Krimsus86.com/Karawang, _
Di saat aturan pemerintah berdiri tegas mengatur batas penggunaan fasilitas negara, sebuah ironi justru tergambar di sudut jalan yang nyaris luput dari perhatian publik. Senin pagi, 27 April 2026, suasana tenang di jalur alternatif Leuweung Sereh, Desa Cibalongsari, mendadak terusik oleh pemandangan yang mengundang tanya—bahkan kegelisahan.

Sebuah sepeda motor dinas berpelat merah, jenis Jupiter Z1 dengan nomor polisi T 6204 F, terlihat melaju perlahan keluar dari sebuah gang sekolah dasar. Kendaraan itu bukan sekadar melintas. Di atasnya, seorang anak perempuan berseragam sekolah duduk dibonceng, seolah aktivitas tersebut adalah rutinitas biasa. Namun, yang menjadi sorotan bukanlah perjalanan itu sendiri, melainkan status kendaraan yang digunakan—fasilitas negara yang seharusnya steril dari kepentingan pribadi.

Berita Lainnya

Aturan mengenai penggunaan kendaraan dinas telah lama jelas: diperuntukkan semata bagi operasional negara, bukan untuk urusan personal, termasuk antar-jemput anak sekolah. Namun, fakta di lapangan kerap menyajikan realitas yang berbeda.

Saat dikonfirmasi oleh tim media, pengemudi motor tersebut, Muklis, yang tampak mengenakan atribut Dinas Perhubungan di balik jaketnya, tidak menampik aktivitas tersebut. Dengan nada santai, ia mengakui,

“Habis jemput anak saya sekolah, Pak. Sekolahnya di Cibalongsari, mau pulang ke CKM Bengle. Saya sudah minta izin ke Pak Muhana.” Ucapnya

Pengakuan ini justru membuka ruang pertanyaan yang lebih luas. Apakah izin dari atasan dapat menjadi legitimasi atas penggunaan fasilitas negara untuk kepentingan pribadi? Atau justru ini mencerminkan adanya kelonggaran yang perlahan menjadi kebiasaan di balik sistem birokrasi?

Jarak tempuh yang tidak dekat dari Cibalongsari menuju Bengle semakin memperkuat dugaan penyalahgunaan tersebut. Lebih dari sekadar pelanggaran administratif, peristiwa ini menyentuh aspek mendasar: etika dan integritas aparatur dalam mengemban amanah publik.

Di balik laju sebuah kendaraan berpelat merah di jalan sunyi, tersimpan persoalan besar tentang disiplin, pengawasan, dan komitmen terhadap aturan. Publik pun kini menanti sikap tegas dari pihak berwenang—sebuah jawaban atas kegelisahan yang tak bisa lagi dianggap sepele.

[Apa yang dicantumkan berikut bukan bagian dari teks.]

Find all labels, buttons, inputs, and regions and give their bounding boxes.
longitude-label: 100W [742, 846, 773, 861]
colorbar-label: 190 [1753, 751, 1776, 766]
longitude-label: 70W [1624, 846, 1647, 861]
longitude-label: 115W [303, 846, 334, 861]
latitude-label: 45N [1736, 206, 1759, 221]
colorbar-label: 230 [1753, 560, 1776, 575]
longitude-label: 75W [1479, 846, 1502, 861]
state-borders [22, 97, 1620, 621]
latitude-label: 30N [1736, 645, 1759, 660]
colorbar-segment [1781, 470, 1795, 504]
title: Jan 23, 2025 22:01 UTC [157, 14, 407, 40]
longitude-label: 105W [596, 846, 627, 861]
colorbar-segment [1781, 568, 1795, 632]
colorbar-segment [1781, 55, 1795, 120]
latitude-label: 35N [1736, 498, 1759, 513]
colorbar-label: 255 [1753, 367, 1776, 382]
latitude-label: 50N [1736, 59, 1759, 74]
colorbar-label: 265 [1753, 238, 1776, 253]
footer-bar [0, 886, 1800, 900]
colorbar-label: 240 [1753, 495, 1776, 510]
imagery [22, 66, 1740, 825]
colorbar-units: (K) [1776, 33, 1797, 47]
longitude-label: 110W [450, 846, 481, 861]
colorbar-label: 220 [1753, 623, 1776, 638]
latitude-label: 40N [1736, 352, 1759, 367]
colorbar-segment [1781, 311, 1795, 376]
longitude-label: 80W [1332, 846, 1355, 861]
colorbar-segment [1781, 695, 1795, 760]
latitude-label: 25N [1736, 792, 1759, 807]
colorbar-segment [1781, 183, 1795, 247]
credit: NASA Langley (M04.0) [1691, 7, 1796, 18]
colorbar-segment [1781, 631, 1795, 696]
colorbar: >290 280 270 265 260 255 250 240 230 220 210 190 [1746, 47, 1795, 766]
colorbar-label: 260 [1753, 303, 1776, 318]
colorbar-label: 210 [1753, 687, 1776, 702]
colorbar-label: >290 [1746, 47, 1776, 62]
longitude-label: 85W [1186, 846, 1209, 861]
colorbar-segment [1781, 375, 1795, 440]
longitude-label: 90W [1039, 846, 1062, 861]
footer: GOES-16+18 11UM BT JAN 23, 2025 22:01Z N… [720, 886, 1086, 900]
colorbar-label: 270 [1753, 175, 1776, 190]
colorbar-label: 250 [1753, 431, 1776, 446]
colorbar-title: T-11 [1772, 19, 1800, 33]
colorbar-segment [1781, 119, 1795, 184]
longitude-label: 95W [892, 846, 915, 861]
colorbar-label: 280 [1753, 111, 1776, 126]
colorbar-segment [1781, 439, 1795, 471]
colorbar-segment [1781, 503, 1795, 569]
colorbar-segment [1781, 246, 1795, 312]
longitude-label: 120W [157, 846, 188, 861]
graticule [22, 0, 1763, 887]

Upaya konfirmasi telah dilakukan dengan mendatangi Kantor Dinas Perhubungan Kabupaten Karawang. Namun, petugas penerima tamu menyampaikan bahwa tidak ada pejabat yang dapat memberikan keterangan saat itu. Kepala Dinas disebut sedang menjalankan tugas dinas ke Bandung.

Hingga berita ini diturunkan, belum ada penjelasan resmi dari pihak terkait. Sementara itu, satu pertanyaan tetap menggantung di benak publik: jika aturan bisa dilonggarkan untuk satu kepentingan pribadi, di mana batasnya akan ditarik kembali?